Neither Lowes nor Home Depot carried anything in a T5 other then a 3500k bulb, so I ended up picking up a 21w 6700k Aqueon bulb from PetsMart. What is your opinion on the Coralife 10000k bulb as oppposed to a second 6700k?

Again, thanks for the help.


----------



## majorwoo (Dec 22, 2012)

Ok, so it it looks like my corallife came with the reef setup of actinic and 10000k bulb. I've got (2) of the 6700k NO in my hood now. 

Now I can go back to deciding how many ferts i want to use and if I'm going to build some co2 injectors and obsessing over other details that will eventually cause me to need more light if I'm not careful


----------



## majorwoo (Dec 22, 2012)

For anyone else who is looking for lots of light related details, check this out, I've found it very helpful:
http://www.americanaquariumproducts.com/aquarium_lighting.html


----------



## majorwoo (Dec 22, 2012)

Found this as well, with a chart:
http://www.plantedtank.net/forums/showthread.php?t=105774

I'm not sure of the accuracy - according to this 2x T5NO at 24" would be low


----------



## Michael (Jul 20, 2010)

Hoppy's chart is still one of the best comparisons, but a lot depends on your definition of high, medium, and low light.


----------



## majorwoo (Dec 22, 2012)

Michael said:


> Hoppy's chart is still one of the best comparisons, but a lot depends on your definition of high, medium, and low light.


Isn't that the truth! I have been finding the more I read the more I find people don't agree on the basics. 1-2 Low, 2-3 medium, 3+ high seems to be based on T12 standards, and not even necessarily with a correct spectrum bulb. It seems, that with my tank being 24" tall I'm running into more penetration issues - low lying plants may not get the light at the substrate level. (Of course, all based on internet research for however much that's worth)
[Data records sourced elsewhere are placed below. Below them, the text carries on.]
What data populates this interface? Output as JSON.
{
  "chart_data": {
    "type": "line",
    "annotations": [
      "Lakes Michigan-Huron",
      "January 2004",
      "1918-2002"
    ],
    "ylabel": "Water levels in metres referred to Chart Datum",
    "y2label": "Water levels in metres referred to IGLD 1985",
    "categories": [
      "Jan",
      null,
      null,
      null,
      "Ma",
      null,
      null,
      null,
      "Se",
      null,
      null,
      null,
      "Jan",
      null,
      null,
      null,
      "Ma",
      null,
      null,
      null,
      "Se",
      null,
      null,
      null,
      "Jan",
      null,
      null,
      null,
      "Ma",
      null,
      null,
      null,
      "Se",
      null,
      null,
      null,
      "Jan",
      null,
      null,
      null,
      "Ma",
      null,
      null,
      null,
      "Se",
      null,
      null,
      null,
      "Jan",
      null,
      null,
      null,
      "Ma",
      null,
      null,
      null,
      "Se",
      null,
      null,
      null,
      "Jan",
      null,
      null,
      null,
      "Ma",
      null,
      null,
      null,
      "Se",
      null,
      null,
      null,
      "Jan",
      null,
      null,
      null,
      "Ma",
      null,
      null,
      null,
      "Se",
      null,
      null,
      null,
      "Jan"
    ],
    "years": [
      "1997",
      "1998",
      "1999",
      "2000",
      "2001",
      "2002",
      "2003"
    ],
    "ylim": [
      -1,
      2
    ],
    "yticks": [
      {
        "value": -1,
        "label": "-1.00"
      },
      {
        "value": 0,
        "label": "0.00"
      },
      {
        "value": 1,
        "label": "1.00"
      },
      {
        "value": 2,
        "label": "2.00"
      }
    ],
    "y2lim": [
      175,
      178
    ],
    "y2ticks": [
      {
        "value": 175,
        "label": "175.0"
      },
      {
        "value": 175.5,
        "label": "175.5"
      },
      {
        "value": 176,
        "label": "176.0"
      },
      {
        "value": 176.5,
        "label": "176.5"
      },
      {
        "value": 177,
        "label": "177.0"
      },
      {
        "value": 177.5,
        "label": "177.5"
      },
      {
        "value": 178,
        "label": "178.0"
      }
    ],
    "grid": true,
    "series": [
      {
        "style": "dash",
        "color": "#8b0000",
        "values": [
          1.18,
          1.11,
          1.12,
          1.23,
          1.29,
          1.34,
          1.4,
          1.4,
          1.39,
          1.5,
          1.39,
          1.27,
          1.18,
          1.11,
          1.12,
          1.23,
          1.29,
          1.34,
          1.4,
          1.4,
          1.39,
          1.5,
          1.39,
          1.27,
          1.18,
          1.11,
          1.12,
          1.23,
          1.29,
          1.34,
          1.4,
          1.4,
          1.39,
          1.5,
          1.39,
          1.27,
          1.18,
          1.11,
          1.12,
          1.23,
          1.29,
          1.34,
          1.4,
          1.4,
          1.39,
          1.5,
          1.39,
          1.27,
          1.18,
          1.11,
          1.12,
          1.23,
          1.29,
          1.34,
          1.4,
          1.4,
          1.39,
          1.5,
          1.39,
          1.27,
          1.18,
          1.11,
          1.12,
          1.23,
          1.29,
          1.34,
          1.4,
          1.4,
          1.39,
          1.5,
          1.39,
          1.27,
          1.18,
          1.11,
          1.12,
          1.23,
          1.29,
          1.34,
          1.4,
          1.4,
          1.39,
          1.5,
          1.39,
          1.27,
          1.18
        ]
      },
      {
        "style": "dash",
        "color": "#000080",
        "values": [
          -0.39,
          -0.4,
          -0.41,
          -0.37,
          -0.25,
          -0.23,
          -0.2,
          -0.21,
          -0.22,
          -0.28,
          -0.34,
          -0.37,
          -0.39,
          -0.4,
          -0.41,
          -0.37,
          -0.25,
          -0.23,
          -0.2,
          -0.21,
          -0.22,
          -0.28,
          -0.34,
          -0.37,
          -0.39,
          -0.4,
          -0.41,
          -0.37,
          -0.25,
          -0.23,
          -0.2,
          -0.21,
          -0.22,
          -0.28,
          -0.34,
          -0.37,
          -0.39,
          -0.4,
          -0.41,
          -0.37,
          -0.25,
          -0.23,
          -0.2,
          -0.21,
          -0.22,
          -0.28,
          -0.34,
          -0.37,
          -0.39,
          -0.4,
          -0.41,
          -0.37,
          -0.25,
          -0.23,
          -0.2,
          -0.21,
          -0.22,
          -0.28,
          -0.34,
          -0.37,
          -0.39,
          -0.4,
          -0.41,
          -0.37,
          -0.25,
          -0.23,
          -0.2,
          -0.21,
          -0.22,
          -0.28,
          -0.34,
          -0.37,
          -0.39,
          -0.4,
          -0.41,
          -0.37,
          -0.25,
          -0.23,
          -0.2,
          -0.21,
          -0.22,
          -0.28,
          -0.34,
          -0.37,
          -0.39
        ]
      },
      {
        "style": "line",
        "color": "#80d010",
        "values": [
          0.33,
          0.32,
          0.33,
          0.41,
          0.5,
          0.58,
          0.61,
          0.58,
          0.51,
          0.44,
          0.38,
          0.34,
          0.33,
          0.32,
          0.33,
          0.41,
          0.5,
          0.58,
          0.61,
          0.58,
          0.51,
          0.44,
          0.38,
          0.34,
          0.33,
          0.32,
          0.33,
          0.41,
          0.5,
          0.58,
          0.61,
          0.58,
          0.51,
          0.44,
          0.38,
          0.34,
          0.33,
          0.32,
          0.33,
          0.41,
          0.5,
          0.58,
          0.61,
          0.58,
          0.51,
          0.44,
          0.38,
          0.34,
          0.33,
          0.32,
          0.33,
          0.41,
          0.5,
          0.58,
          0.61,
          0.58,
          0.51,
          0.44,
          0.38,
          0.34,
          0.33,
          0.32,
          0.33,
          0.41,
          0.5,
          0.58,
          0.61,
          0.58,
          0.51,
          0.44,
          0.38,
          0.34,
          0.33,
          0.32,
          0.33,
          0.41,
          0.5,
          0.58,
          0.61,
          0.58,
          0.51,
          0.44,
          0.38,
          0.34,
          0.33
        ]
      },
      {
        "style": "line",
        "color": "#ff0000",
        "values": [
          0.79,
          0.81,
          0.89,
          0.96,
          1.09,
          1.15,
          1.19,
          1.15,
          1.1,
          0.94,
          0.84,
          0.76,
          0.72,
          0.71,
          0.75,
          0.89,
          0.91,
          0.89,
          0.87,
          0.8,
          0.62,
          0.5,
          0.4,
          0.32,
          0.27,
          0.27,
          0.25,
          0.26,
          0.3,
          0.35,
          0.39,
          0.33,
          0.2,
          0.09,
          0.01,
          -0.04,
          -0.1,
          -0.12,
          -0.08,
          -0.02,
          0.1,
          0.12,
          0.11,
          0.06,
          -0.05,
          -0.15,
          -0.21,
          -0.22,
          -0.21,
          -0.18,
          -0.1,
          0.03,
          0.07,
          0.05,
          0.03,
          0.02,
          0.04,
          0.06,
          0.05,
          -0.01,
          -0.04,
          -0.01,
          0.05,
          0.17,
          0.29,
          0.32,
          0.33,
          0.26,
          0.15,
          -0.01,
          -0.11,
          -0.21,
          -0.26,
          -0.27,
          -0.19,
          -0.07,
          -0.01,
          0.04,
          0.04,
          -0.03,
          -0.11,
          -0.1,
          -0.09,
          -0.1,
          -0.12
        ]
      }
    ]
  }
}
I ended up swapping my substrate to 60lbs of Flourite black sand (Christmas present). I'm currently on the hunt for a foreground plant - I really like the dwarf hairgrass but I'm worried even with the aqua vitro line and flourish excel I just may not have the light for it. I'm think I'm going to throw my other single t8 hood up there and plant some - worst case it doesn't make it.

Thanks for your help. I hope I don't sound ungrateful - I'm just trying to learn and enjoy reading on something I'm interested in.


----------



## majorwoo (Dec 22, 2012)

Thanks for the help. I decided to make my own after all 

http://www.aquaticplantcentral.com/...-projects/86535-t8-hood-converted-4x-cfl.html


----------